The COO as a CRO - Chief Resilience Officer
The group explored whether the term “CISO” is now holding us back. When the title implies a narrow focus on securing data, it distracts from what business leaders actually care about: continuity, confidence, and performance under pressure.
So who should own resilience? Many pointed to the COO. After all, resilience spans systems, processes, people, and partners—and the COO is already responsible for stitching these elements together. Whether or not the title changes, the mindset must! Resilience can’t be outsourced to IT or Compliance. It needs to be owned at the Executive level and understood across the business.
Focus on the plausible, not the paranoia
As the discussion went on, the elephant in the room became clear: there's too much to worry about. So how do you focus?
Start by defining what’s plausible. Use risk appetite as a compass. Stop stressing about alien invasions and start modelling the risks that are likely, business-relevant, and within your influence. Visual tools, scenario modelling, and clear storytelling in board-friendly language are vital. So is accepting you will never be 100% resilient. You just need to be resilient enough for the risks that matter. And testing your resilience plans, through exercises based on the scenarios you worry about, are critical to identifying improvement opportunities and to embedding muscle memory – so you are not running through the plan for the first time during a real crisis.
Awareness without paralysis
Another tension discussed is how increasing cyber awareness often magnifies anxiety. The more leaders learn about cyber threat and risk, the more overwhelming it feels—and the more likely it is to be pushed back onto “the Security team”.
That’s dangerous.
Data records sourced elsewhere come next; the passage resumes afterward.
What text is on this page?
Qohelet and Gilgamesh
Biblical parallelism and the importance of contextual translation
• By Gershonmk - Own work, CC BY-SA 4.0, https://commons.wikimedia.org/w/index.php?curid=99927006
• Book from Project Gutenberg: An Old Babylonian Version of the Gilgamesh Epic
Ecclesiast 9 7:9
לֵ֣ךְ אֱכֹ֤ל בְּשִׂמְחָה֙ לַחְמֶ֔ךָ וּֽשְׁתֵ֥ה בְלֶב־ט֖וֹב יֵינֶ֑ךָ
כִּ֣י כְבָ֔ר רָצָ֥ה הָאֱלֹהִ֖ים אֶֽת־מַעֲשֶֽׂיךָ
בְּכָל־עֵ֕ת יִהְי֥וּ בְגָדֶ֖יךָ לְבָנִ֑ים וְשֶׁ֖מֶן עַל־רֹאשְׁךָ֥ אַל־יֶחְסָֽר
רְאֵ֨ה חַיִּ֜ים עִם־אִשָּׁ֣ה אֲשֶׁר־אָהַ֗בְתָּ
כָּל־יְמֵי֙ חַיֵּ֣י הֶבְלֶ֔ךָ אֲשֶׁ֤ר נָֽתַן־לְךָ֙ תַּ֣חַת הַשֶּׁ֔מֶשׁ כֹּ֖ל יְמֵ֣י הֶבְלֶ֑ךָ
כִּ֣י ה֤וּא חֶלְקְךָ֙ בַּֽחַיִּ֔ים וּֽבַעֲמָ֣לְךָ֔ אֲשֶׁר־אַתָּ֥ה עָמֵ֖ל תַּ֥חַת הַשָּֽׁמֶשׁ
If resilience is to become a growth enabler rather than a blocker, we need to ditch the bunker mentality. Locking everything down isn’t a strategy. It’s a fear response.
Instead, the best security leaders act as partners, not gatekeepers. They support informed risk-taking, embedded in the team’s delivering critical outcomes. That means security isn’t a checkbox—it’s a dialogue, continuously aligned with evolving business needs.
What keeps COOs up at night?
“If Microsoft goes down, what’s our plan?”
“If AWS is hacked, what happens to us?”
These aren’t just hypothetical questions. They’re legitimate board- and executive-level concerns—and the right answer often isn’t a technical one. It’s knowing whether you’ve acknowledged the risk, documented your assumptions, and rehearsed your response.
You can’t prevent every shock. But you can make sure people know what to do when the shock comes.
The link to personal resilience
Perhaps the most powerful insight of the session was this: organisational resilience is personal.
When you carry the burden of cyber or operational risk—especially in adversarial threat environments—it’s not just a professional challenge. It’s a psychological one. The weight of responsibility can be immense, particularly when the risk is never zero.
That’s why personal resilience matters. Those involved in security, business continuity and wider resilience need support (both moral and tangible – for example, access to mental health resources), clear boundaries, and a healthy level of detachment. They need board-level backing, not just budget. And above all, they need to know when they have the right level of planning and preparedness. That only happens when risk appetite is clearly defined, roles are respected, and planning is taken seriously.
As one attendee put it: “The real gold isn’t perfect protection—it’s shared understanding, trusted plans, and confidence in our ability to recover.”
Final thought
Resilience is no longer just a line in the risk register. It’s a mindset. It’s a muscle. And it might just be the defining leadership trait of the next decade.
The question for COOs: are you ready to own it?